O polémico cómico francês Dieudonné, cujos espetáculos têm sido proibidos pela justiça por apelarem ao racismo, mantém hoje a convocatória de outra exibição em Paris, também já proibida pela polícia.

Na sua página na rede social Facebook, Dieudonné afirma que se apresentará no Théâtre de la Main d'Or, em Paris, com o espetáculo "Asu zoa" e que o fará às 14:00 locais (13:00 em Lisboa).

A policía de París anunciou no entanto, na sexta-feira à noite, um decreto de proibição dos espetáculos de Dieudonné nesse teatro no sábado, domingo, segunda, terça e quarta-feira.

Os novos espetáculos do cómico foram anunciados depois de, na sexta-feira, o Conselho de Estado francês, máxima instância administrativa de França, confirmar a proibição do espetáculo previsto para Tours, no centro do país, anulado pela justiça por considerar que apela o racismo e ao ódio.

Aquela foi a segunda vez consecutiva que o Conselho de Estado se pronunciou contra o humorista, depois de na quinta-feira anular um monólogo previsto para Nantes.

A justiça justifica a decisão com o "risco de perturbação da ordem pública" e acusa o humorista de "atentado à dignidade humana".

Os advogados e os fãs de Dieudonné, um Franco-camaronês de 47 anos, denunciam por seu lado o que consideram ser uma censura do espetáculo, já apresentado em Paris antes de uma digressão em França e na Suíça, e no qual o cómico multiplica os ataques aos judeus.

O ministro do Interior, Manuel Valls, na origem da circular que pede aos presidentes de câmara para proibirem o seu espetáculo, disse pretender prosseguir "o combate" contra "a palavra racista e o antissemitismo".

Hoje, a Liga dos Direitos Humanos (LDH) manifestou o seu ceticismo face a uma decisão jurídica "com pesadas consequências para a liberdade de expressão".

"O juiz não fez prevalecer a liberdade de expressão sobre a proibição e trata-se de uma decisão plena de perigos", comentou o seu presidente, Pierre Tartakowsky.

O antigo ministro socialista da Cultura, Jack Lang, um professor de Direito, também considerou hoje que a decisão do Conselho de Estado "contém o germe de graves riscos para a liberdade de expressão".

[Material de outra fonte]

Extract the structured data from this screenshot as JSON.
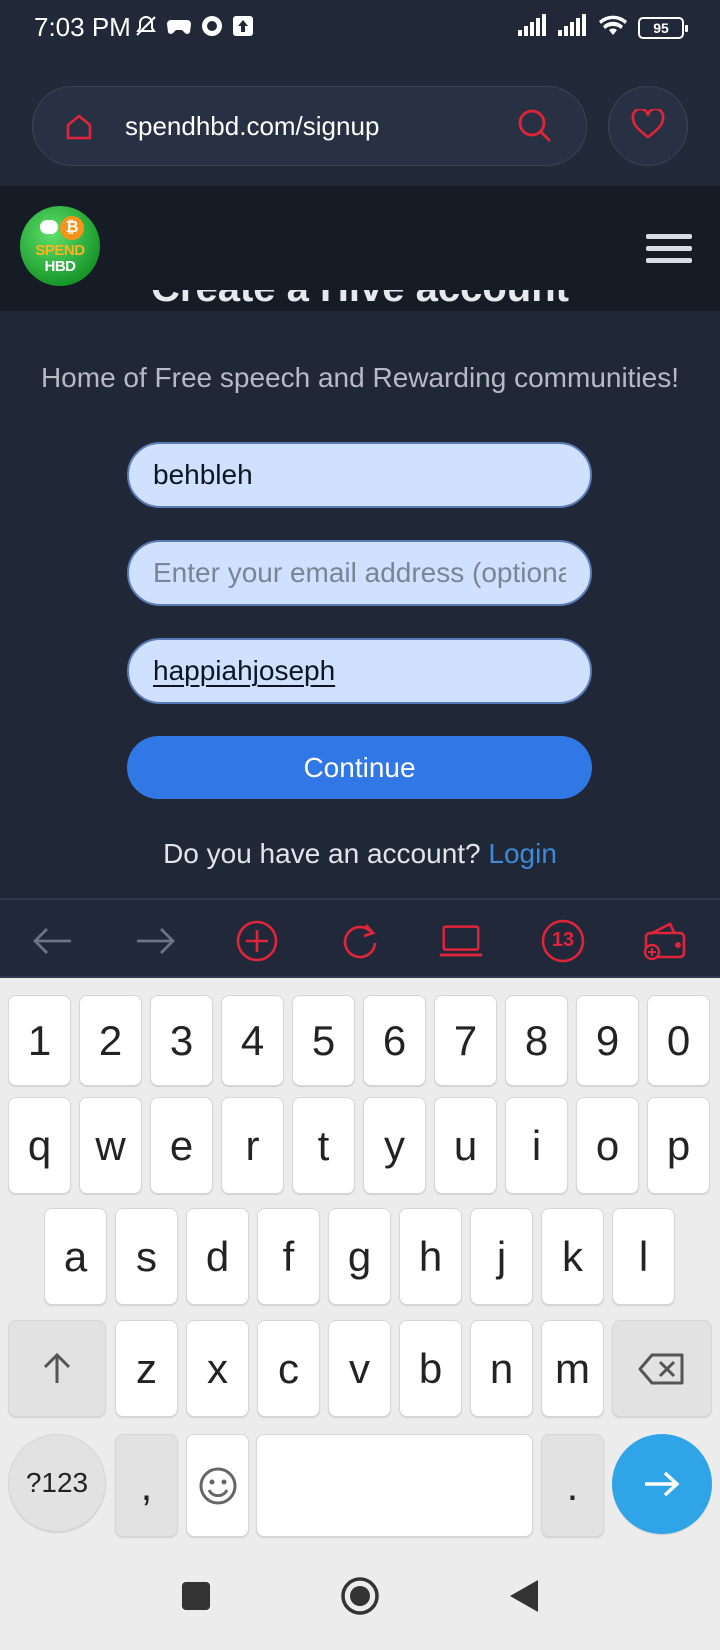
{
  "status_bar": {
    "time": "7:03 PM",
    "battery": "95",
    "icons": [
      "mute-icon",
      "game-icon",
      "chat-icon",
      "upload-icon",
      "signal-icon",
      "signal-icon",
      "wifi-icon",
      "battery-icon"
    ]
  },
  "browser": {
    "url": "spendhbd.com/signup",
    "accent_color": "#e0243a"
  },
  "site": {
    "logo_line1": "SPEND",
    "logo_line2": "HBD",
    "logo_badge": "₿",
    "clipped_title": "Create a Hive account",
    "subtitle": "Home of Free speech and Rewarding communities!",
    "form": {
      "username_value": "behbleh",
      "email_placeholder": "Enter your email address (optional)",
      "referrer_value": "happiahjoseph",
      "continue_label": "Continue"
    },
    "login_prompt": "Do you have an account?",
    "login_link": "Login"
  },
  "toolbar": {
    "tab_count": "13"
  },
  "keyboard": {
    "row_numbers": [
      "1",
      "2",
      "3",
      "4",
      "5",
      "6",
      "7",
      "8",
      "9",
      "0"
    ],
    "row_1": [
      "q",
      "w",
      "e",
      "r",
      "t",
      "y",
      "u",
      "i",
      "o",
      "p"
    ],
    "row_2": [
      "a",
      "s",
      "d",
      "f",
      "g",
      "h",
      "j",
      "k",
      "l"
    ],
    "row_3": [
      "z",
      "x",
      "c",
      "v",
      "b",
      "n",
      "m"
    ],
    "symbols_key": "?123",
    "comma_key": ",",
    "period_key": ".",
    "enter_color": "#2fa4e7"
  }
}
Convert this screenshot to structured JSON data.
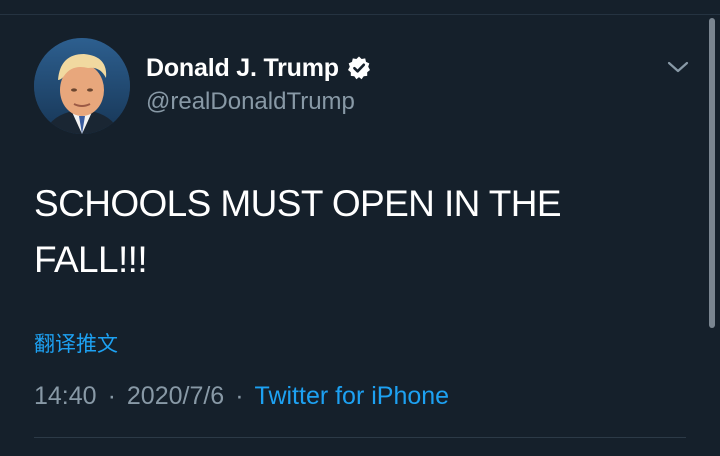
{
  "tweet": {
    "display_name": "Donald J. Trump",
    "handle": "@realDonaldTrump",
    "text": "SCHOOLS MUST OPEN IN THE\nFALL!!!",
    "translate_label": "翻译推文",
    "time": "14:40",
    "separator": "·",
    "date": "2020/7/6",
    "source": "Twitter for iPhone"
  },
  "icons": {
    "verified": "verified-badge-icon",
    "caret": "chevron-down-icon"
  },
  "colors": {
    "background": "#15202b",
    "text_primary": "#ffffff",
    "text_secondary": "#8899a6",
    "accent": "#1da1f2"
  }
}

A decisão de quinta-feira significa uma rutura com anteriores práticas da jurisprudência, e quando nos últimos anos os tribunais invalidaram em 15 ocasiões a proibição de espetáculos do humorista em nome da liberdade de expressão.

Na perspetiva de diversos especialistas, o Tribunal Europeu dos Direitos Humanos poderá questionar a decisão do Conselho de Estado francês, quando a França já foi condenada diversas vezes por violações do princípio da liberdade de expressão.

Devido à decisão de censurar os espetáculos, é esperado um aumento da audiência de Dieudonné na internet, onde o comediante já tem larga popularidade. Alguns dos seus vídeos já foram vistos por mais de dois milhões de visitantes, e cerca de 500.000 pessoas "gostam" da sua página no Facebook.

Nos próximos dias deverão ser pronunciadas novas proibições, designadamente em Paris onde está prevista uma representação para quinta-feira.